The causes of dental caries are varied and have not been completely determined. According to the chemical-parasitic theory, it results from the mineral part of the teeth being dissolved by acids formed in the mouth during the breakdown of the carbohydrates in food; the organic portion of the teeth is subsequently decomposed by microbes. Dental caries may also develop without the action of microbes as a result of metabolic disturbances in the dental tissues. Diet is an important factor in the origin of dental caries. Dental caries was induced experimentally by giving animals food containing a large quantity of sugar. In localities where the drinking water is low in fluorine, the incidence of dental caries is particularly high. The individual enzyme peculiarities of the body, diseases, a mother’s diet during pregnancy, improper artificial feeding of infants, and rickets also affect the incidence of dental caries.

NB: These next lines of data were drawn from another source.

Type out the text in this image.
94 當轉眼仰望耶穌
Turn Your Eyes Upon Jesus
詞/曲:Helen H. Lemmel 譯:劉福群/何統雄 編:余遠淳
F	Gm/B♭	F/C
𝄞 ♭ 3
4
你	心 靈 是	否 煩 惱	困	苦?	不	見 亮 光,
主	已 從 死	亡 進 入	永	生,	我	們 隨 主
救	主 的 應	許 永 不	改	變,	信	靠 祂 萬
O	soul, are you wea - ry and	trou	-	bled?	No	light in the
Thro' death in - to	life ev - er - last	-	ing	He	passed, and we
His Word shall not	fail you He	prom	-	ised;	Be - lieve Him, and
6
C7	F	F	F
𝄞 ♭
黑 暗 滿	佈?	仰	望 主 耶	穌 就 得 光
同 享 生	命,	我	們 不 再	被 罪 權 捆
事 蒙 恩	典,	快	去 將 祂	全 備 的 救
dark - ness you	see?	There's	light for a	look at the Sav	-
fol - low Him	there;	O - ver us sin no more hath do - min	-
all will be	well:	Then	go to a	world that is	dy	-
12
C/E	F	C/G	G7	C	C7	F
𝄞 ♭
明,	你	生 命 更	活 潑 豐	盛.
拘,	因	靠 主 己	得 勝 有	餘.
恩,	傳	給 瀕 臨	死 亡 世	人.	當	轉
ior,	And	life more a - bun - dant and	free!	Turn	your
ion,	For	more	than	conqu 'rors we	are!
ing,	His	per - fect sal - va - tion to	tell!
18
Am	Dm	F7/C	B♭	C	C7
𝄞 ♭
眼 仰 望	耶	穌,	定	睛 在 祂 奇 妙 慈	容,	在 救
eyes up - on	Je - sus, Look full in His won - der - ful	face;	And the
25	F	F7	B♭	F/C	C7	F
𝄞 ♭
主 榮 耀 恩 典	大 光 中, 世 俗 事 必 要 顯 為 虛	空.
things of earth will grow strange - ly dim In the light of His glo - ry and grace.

Caries generally affects the teeth of the upper jaw, especially the fifth milk and first molar teech. The carious process is usually concentrated near natural depressions on the tooth surface and on the contiguous surfaces in the neck of a tooth (region next to the gum). The disease starts with the formation of a defect in the enamel or neck part of the cementum projecting freely into the mouth. On reaching the dentin, the process spreads wide and deep, forming a carious cavity. Once started, the process does not stop but gradually progresses. The enamel loses its luster and transparency at the site of dental caries, and pigmentation and roughness appear. When the integrity of the enamel is impaired, pain is felt on eating sweet, acid, salty, hot, or cold food. Dental caries is usually chronic. Acute dental caries is generally found in young people, and it is often due to a disturbance of internal secretion.

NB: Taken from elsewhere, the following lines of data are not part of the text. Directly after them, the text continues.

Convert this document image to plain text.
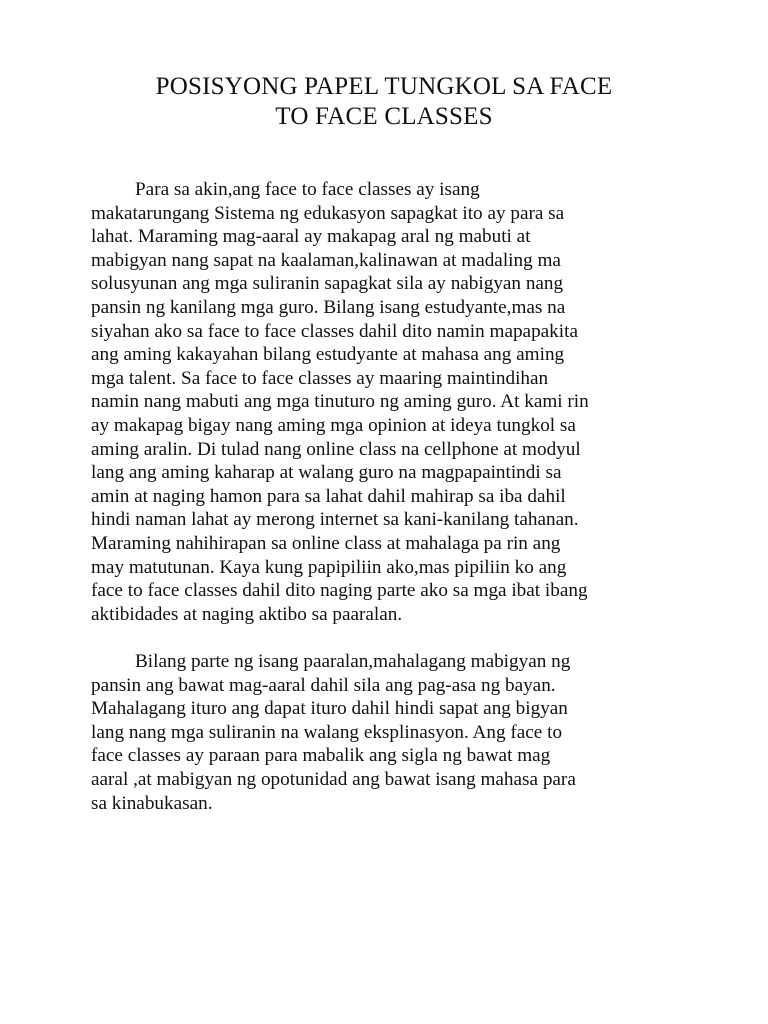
POSISYONG PAPEL TUNGKOL SA FACE
TO FACE CLASSES

Para sa akin,ang face to face classes ay isang
makatarungang Sistema ng edukasyon sapagkat ito ay para sa
lahat. Maraming mag-aaral ay makapag aral ng mabuti at
mabigyan nang sapat na kaalaman,kalinawan at madaling ma
solusyunan ang mga suliranin sapagkat sila ay nabigyan nang
pansin ng kanilang mga guro. Bilang isang estudyante,mas na
siyahan ako sa face to face classes dahil dito namin mapapakita
ang aming kakayahan bilang estudyante at mahasa ang aming
mga talent. Sa face to face classes ay maaring maintindihan
namin nang mabuti ang mga tinuturo ng aming guro. At kami rin
ay makapag bigay nang aming mga opinion at ideya tungkol sa
aming aralin. Di tulad nang online class na cellphone at modyul
lang ang aming kaharap at walang guro na magpapaintindi sa
amin at naging hamon para sa lahat dahil mahirap sa iba dahil
hindi naman lahat ay merong internet sa kani-kanilang tahanan.
Maraming nahihirapan sa online class at mahalaga pa rin ang
may matutunan. Kaya kung papipiliin ako,mas pipiliin ko ang
face to face classes dahil dito naging parte ako sa mga ibat ibang
aktibidades at naging aktibo sa paaralan.

Bilang parte ng isang paaralan,mahalagang mabigyan ng
pansin ang bawat mag-aaral dahil sila ang pag-asa ng bayan.
Mahalagang ituro ang dapat ituro dahil hindi sapat ang bigyan
lang nang mga suliranin na walang eksplinasyon. Ang face to
face classes ay paraan para mabalik ang sigla ng bawat mag
aaral ,at mabigyan ng opotunidad ang bawat isang mahasa para
sa kinabukasan.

Treatment consists in restoration of the anatomical structure and function of the tooth by filling it. The procedure involves removal of the soft dentin and formation of a suitable cavity to hold the filling.
Prevention consists in taking action to increase tooth resistance to caries (providing the body with the essential salts, chiefly calcium and phosphorus, and vitamin D) during formation and mineralization of the teeth (from the fourth to fifth month of intrauterine development to age 11 years). After the teeth erupt prevention consists in proper diet and oral hygiene.
REFERENCESRukovodstvo po terapevticheskoi stomatologii.Moscow, 1967.
Pilz, W., C. Plathner, and H. Taatz. Grundlagen der Kariologie undEndodontie. Leipzig, 1969.